One Word That Will Change Your Life has been in plain sight for years but I paused to read it during the pandemic.  A troika is a three-horse team used to pull Russian sleds and I was drawn to the word after rereading the life of Solomon:
  At Gibeon the LORD appeared to Solomon in a dream by night, and God said, “Ask what I shall give you.”...Give your servant therefore an understanding mind to govern your people, that I may discern between good and evil, for who is able to govern this your great people?”  ~ I Kings 3:5, 9
 In that night God appeared to Solomon, and said to him, “Ask what I shall give you.”  Give me now wisdom and knowledge to go out and come in before this people, for who can govern this people of yours, which is so great?” ~ 2 Chronicles 1:7, 10.
Solomon is known as the wisest man of all time but the two versions of his ask show that he asked for three things: knowledge, wisdom and understanding.  The same troika litters the Book of Proverbs, many of which are attributed to Solomon.  While he was wise, Solomon didn't ask for wisdom, he asked for a troika.

A troika is a three horse team used to pull sleds in Russia.  At the center of the team is the shaft horse.  Harnessed directly to the sled, it's the horse that does the most work.  The other two horses are hitched to the right and left of the draft horse.  While the center horse gallops, the two flanking horses trot; while the center horse trots, the flanking canter; while the center horse runs, the flanking horses gallop.   It's a team but one horse takes the lead.

Among knowledge, wisdom and understanding, wisdom takes the lead, "Wisdom is the principal thing; therefore get wisdom..." (Proverbs 4:7).  Wisdom is the shaft horse of the sled that is my life.  Other troikas in scripture also show one member taking the lead.
  And now these three remain: faith, hope and love. But the greatest of these is love.         ~I Cor 13:13
Troika definition and meaning | Collins English Dictionary
Troika: A Three Horse Team
 ...you would be glad that I am going to the Father, for the Father is greater than I.             ~ John 14:28
Wisdom, love and the Father are shaft horses in respective troikas.  When I read of wisdom's troika, I see the wisdom associated with when, knowledge associated with how / what and understanding tied to why.  I can do the right thing and understand why I do them but if I do them at the wrong time, it's unwise:

  • What: acting on daydream of preaching at Rankin
  • Why: because God was calling me
  • When: didn't follow through because it would have been unwise.

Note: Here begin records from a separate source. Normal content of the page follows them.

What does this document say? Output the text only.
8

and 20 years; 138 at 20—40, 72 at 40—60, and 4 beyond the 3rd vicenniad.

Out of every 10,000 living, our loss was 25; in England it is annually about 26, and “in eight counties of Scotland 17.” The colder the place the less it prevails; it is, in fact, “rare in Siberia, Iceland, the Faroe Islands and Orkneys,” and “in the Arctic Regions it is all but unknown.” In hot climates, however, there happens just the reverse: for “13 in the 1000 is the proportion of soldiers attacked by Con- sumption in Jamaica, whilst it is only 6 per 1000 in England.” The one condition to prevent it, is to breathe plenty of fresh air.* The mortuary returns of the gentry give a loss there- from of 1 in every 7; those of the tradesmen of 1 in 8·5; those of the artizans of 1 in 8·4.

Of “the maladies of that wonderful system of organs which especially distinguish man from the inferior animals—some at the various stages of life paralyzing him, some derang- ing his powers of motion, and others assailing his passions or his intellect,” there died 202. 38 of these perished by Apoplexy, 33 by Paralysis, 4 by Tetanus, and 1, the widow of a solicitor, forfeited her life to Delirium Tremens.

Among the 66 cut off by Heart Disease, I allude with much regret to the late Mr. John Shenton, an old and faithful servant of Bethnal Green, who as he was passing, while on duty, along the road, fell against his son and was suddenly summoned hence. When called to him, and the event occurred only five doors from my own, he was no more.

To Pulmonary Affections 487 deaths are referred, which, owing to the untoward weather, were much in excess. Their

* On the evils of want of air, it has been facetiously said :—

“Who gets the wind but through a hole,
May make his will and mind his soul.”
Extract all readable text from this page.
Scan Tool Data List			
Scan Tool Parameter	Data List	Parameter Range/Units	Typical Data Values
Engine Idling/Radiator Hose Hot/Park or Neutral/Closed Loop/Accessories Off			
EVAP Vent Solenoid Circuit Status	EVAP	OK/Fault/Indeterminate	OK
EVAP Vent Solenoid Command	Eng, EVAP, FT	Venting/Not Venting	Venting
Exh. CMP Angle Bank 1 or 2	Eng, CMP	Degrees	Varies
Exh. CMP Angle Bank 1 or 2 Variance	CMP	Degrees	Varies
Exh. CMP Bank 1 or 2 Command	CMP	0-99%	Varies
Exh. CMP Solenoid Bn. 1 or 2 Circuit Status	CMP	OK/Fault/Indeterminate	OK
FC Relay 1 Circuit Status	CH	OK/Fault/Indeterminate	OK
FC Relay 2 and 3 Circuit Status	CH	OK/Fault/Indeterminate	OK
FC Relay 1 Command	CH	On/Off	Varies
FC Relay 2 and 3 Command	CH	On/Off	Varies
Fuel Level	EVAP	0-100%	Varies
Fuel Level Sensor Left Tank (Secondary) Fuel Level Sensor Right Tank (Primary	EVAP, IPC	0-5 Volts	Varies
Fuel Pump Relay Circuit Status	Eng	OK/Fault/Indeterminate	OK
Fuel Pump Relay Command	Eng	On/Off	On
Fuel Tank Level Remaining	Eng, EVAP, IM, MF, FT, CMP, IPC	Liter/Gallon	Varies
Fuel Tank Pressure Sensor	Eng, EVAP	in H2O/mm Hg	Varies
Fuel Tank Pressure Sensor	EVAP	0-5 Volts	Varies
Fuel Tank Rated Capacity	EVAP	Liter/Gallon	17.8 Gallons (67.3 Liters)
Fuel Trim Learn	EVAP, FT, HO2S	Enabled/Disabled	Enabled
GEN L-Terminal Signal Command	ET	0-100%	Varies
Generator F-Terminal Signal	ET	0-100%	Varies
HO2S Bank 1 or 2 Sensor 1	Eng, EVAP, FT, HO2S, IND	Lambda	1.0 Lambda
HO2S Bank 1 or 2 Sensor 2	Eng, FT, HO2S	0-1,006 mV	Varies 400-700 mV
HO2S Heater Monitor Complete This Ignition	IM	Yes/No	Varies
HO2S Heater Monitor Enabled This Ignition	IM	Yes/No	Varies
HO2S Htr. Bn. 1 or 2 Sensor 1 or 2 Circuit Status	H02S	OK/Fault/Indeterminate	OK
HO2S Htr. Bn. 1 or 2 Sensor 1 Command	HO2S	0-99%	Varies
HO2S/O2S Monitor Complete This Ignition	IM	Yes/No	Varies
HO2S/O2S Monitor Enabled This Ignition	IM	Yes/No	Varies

Preaching is a sled that Solomon's troika has been pulling for 20 years.  I finished Hopkins, married, had the children, started and stopped University Baptist Church when I should have.  Thank you Lord!  I preached at every single opportunity until yesterday.

Yesterday may have been the end of a preaching season and the beginning of a writing season.  No one knows but the Lord.  I am trusting the Father, love and wisdom in taking next steps.